The samples involved are obviously quite unique and biased. I would never claim they tell us much about the views of the average person in absolute terms. I do think they tell us a lot about relative beliefs, and about where the load bearing, cruxes and true objections lie.
So how to go about changing people’s minds on such issues? It seems vital to narrow the range in which one must play the game of whack-a-mole, so one can focus on the real and important questions and uncertainties rather than people’s derailing rationalizations for false hope.
The core idea that many people are increasingly emphasizing is that humans rule Earth because humans are the most intelligent entities on the planet, the things with the most optimization pressure, the best capabilities, the best ability to navigate paths through causal space. When that changes, and it will unless we stop that change, soon it will no longer be humans in control of the future. Either we find a way to make that acceptable, and a way to stay alive after it happens, or we don’t.
It does seem like this is the best generic first step?
Hopefully this exercise and thought experiment proved enlightening or useful.
Fully Optional Re-Poll Since Why Not
After all that, it makes sense to redo a condensed version of the original poll, fully optional.
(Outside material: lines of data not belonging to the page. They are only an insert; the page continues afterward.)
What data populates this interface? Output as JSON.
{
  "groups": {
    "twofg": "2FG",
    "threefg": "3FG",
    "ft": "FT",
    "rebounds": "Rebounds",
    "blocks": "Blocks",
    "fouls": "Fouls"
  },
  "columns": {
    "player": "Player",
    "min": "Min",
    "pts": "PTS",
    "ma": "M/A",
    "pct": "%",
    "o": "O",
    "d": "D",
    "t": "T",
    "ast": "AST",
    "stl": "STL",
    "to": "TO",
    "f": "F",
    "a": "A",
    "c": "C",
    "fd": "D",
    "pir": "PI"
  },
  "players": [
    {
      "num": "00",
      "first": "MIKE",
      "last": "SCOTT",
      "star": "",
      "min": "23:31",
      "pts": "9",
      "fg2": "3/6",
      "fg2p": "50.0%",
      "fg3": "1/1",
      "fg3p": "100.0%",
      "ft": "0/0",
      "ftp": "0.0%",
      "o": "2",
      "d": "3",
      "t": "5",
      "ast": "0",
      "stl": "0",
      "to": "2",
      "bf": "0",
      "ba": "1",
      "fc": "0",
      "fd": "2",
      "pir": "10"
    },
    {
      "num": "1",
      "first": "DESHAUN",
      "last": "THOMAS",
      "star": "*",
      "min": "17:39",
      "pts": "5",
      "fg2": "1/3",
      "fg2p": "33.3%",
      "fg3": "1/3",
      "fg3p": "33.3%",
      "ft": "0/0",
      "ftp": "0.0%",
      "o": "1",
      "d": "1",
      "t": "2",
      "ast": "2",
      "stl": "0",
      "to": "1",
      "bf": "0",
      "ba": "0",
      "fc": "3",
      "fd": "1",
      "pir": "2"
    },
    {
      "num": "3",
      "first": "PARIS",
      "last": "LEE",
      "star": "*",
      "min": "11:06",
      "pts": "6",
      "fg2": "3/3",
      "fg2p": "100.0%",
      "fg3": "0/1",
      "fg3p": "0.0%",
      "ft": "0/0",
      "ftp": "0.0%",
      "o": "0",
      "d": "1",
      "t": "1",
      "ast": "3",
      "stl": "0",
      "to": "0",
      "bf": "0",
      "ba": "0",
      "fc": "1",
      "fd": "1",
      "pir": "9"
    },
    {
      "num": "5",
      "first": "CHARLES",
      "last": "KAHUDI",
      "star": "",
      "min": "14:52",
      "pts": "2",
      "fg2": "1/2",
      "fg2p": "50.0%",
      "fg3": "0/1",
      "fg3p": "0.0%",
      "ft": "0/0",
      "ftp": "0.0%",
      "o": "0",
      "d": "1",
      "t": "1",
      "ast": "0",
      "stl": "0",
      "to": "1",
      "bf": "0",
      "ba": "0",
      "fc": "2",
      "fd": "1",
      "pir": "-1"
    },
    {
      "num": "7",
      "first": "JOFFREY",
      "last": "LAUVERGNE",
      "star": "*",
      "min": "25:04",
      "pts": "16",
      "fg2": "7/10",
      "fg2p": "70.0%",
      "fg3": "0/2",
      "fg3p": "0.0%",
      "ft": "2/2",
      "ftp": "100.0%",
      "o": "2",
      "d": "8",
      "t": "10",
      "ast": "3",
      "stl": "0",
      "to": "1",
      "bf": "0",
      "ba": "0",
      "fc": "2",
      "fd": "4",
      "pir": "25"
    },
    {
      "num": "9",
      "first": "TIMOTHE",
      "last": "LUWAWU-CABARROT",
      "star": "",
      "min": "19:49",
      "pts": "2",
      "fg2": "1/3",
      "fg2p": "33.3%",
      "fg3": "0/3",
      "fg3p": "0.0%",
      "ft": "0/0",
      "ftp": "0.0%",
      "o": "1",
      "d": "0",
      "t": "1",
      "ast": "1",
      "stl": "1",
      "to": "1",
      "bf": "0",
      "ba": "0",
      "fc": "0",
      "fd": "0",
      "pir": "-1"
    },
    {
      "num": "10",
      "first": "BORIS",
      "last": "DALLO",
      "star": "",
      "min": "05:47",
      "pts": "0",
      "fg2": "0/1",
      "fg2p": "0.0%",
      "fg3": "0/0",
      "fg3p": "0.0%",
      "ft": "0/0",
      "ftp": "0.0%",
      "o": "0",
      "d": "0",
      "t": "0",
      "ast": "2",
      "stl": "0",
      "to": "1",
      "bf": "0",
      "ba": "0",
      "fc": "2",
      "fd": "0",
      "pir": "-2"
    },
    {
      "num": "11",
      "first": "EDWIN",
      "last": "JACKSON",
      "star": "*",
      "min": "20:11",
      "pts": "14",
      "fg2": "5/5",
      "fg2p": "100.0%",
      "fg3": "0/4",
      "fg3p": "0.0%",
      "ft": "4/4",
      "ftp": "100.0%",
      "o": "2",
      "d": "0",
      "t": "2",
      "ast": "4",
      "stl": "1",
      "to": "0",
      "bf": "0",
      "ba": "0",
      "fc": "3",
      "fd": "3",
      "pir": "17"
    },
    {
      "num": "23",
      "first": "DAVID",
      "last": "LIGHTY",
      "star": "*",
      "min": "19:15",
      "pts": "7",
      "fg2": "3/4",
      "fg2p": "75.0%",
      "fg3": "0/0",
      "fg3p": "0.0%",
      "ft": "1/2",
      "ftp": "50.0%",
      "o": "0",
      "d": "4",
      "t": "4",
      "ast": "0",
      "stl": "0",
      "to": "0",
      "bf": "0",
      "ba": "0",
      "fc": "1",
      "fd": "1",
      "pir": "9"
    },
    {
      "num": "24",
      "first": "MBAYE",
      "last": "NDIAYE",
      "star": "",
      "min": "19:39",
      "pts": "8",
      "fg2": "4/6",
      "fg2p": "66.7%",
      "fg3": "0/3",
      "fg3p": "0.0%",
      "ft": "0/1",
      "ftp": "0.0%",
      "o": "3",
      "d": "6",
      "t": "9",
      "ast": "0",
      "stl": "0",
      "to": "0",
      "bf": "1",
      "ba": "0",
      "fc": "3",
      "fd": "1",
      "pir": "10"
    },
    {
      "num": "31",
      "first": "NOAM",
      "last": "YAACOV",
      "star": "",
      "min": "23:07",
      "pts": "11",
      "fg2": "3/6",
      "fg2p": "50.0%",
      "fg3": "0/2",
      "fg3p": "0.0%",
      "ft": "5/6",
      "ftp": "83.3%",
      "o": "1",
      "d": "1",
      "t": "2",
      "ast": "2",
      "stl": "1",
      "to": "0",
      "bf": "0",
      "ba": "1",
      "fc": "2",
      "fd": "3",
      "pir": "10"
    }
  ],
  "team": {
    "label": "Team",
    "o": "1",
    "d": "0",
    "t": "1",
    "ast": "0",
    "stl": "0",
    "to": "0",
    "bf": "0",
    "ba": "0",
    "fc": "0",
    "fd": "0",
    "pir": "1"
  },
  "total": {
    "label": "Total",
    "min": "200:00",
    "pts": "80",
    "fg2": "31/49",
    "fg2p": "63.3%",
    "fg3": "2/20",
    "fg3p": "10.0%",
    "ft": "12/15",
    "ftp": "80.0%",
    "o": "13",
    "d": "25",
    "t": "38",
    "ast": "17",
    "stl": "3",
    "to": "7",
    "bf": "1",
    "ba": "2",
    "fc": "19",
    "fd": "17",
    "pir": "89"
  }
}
I tried to form a more detailed ‘what is your crux?’ question and couldn’t find good choices. So instead the Substack version of this post will have a parent comment to reply to for that - if you have a particular question whose answer would change your mind, reply to that if it hasn’t been said yet, if it has then like the comment that includes your crux.
This is the parent comment for cruxes. If you can identify something that, if you changed your mind about that question, would change your mind about the whole scenario, then reply with it here - or if it's already here, like the existing comment (and refrain from liking comments here for any other reason).
I really enjoy your articles, you think very deeply about your subject. However I’ve noticed a trend in AI discourse in general where “intelligence” is treated as a superpower, that magically allows you to skip all the difficult, experimental steps of, for example, building a nanotech super weapon. It seems to me that a superintelligent AI will have much the same problem as I have when trying to make anything really novel work - the world has a lot of confounding factors and it’s almost impossible to get something really new right on the first try. I can’t remember how many times my experiments on things that I KNEW worked were foiled by a loose screw, or a slightly magnetic screw, or a cable touching another cable when it wasn’t supposed to, or any other un-simulate-able problem. The AI takeover scenario postulated here has so. many. steps like this.